The coronavirus pandemic has seen calls to the Acas helpline increase by a third (34%) when compared to the same period in 2019. This equates to an increase of 115,000 calls.
Acas’s advice is for employers and their staff to have early discussions about any plans to return to work and try to come to an agreement. These talks can take place with trade union or employee representatives and health and safety representatives, but all staff should be kept informed of plans and be able to feed into discussions.
Discussion points include:
- when staff might return to the workplace
- how staff will travel to and from work
- how health and safety is being reviewed and managed, including sharing the latest risk assessment
- any planned adjustments to the workplace, for example additional hand washing facilities, staggering start and finish times to avoid overcrowding or floor markings to help people keep 2 metres apart
- if there might be a phased return of the workforce, for example some staff returning before others
Acas advises that wherever possible, employers should speak to staff before making a decision or putting plans in writing.
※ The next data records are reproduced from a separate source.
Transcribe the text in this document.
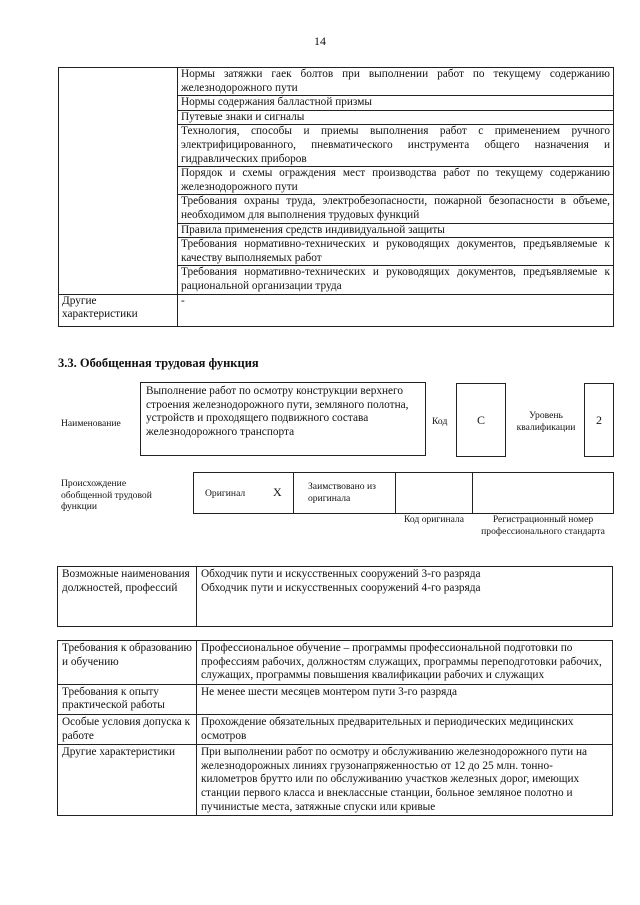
14
	Нормы затяжки гаек болтов при выполнении работ по текущему содержанию железнодорожного пути
	Нормы содержания балластной призмы
	Путевые знаки и сигналы
	Технология, способы и приемы выполнения работ с применением ручного электрифицированного, пневматического инструмента общего назначения и гидравлических приборов
	Порядок и схемы ограждения мест производства работ по текущему содержанию железнодорожного пути
	Требования охраны труда, электробезопасности, пожарной безопасности в объеме, необходимом для выполнения трудовых функций
	Правила применения средств индивидуальной защиты
	Требования нормативно-технических и руководящих документов, предъявляемые к качеству выполняемых работ
	Требования нормативно-технических и руководящих документов, предъявляемые к рациональной организации труда
Другие характеристики	-
3.3. Обобщенная трудовая функция
Наименование
Выполнение работ по осмотру конструкции верхнего строения железнодорожного пути, земляного полотна, устройств и проходящего подвижного состава железнодорожного транспорта
Код C	Уровень квалификации
2
Происхождение обобщенной трудовой функции
Оригинал X	Заимствовано из оригинала
Код оригинала	Регистрационный номер профессионального стандарта
Возможные наименования должностей, профессий	Обходчик пути и искусственных сооружений 3-го разряда
Обходчик пути и искусственных сооружений 4-го разряда
Требования к образованию и обучению	Профессиональное обучение – программы профессиональной подготовки по профессиям рабочих, должностям служащих, программы переподготовки рабочих, служащих, программы повышения квалификации рабочих и служащих
Требования к опыту практической работы	Не менее шести месяцев монтером пути 3-го разряда
Особые условия допуска к работе	Прохождение обязательных предварительных и периодических медицинских осмотров
Другие характеристики	При выполнении работ по осмотру и обслуживанию железнодорожного пути на железнодорожных линиях грузонапряженностью от 12 до 25 млн. тонно-километров брутто или по обслуживанию участков железных дорог, имеющих станции первого класса и внеклассные станции, больное земляное полотно и пучинистые места, затяжные спуски или кривые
This can help staff understand and feel included in decisions.
Acas’s new advice is clear that some people may not feel that they are able to return to work due to worries around catching the virus, childcare responsibilities, or they could be an extremely vulnerable person or live with someone who is. In any of these situations, an employer should listen to staff concerns. Some practical options to consider are:
- arrange for someone to work different hours temporarily to avoid peak time travel
- keep someone on furlough if they are temporarily unable to work
- offer extra car parking where possible so that people can avoid using public transport
If none of these options are possible then it may be possible to take time off as holiday or unpaid leave but an employer does not have to agree to this. If someone refuses to attend work without a valid reason then it could result in disciplinary action.
Acas is regularly updating its advice to reflect any new changes to lockdown in Great Britain. The full advice includes proposed changes to employment contracts on returning to work, staff anxious about returning to work and how to raise it as an issue.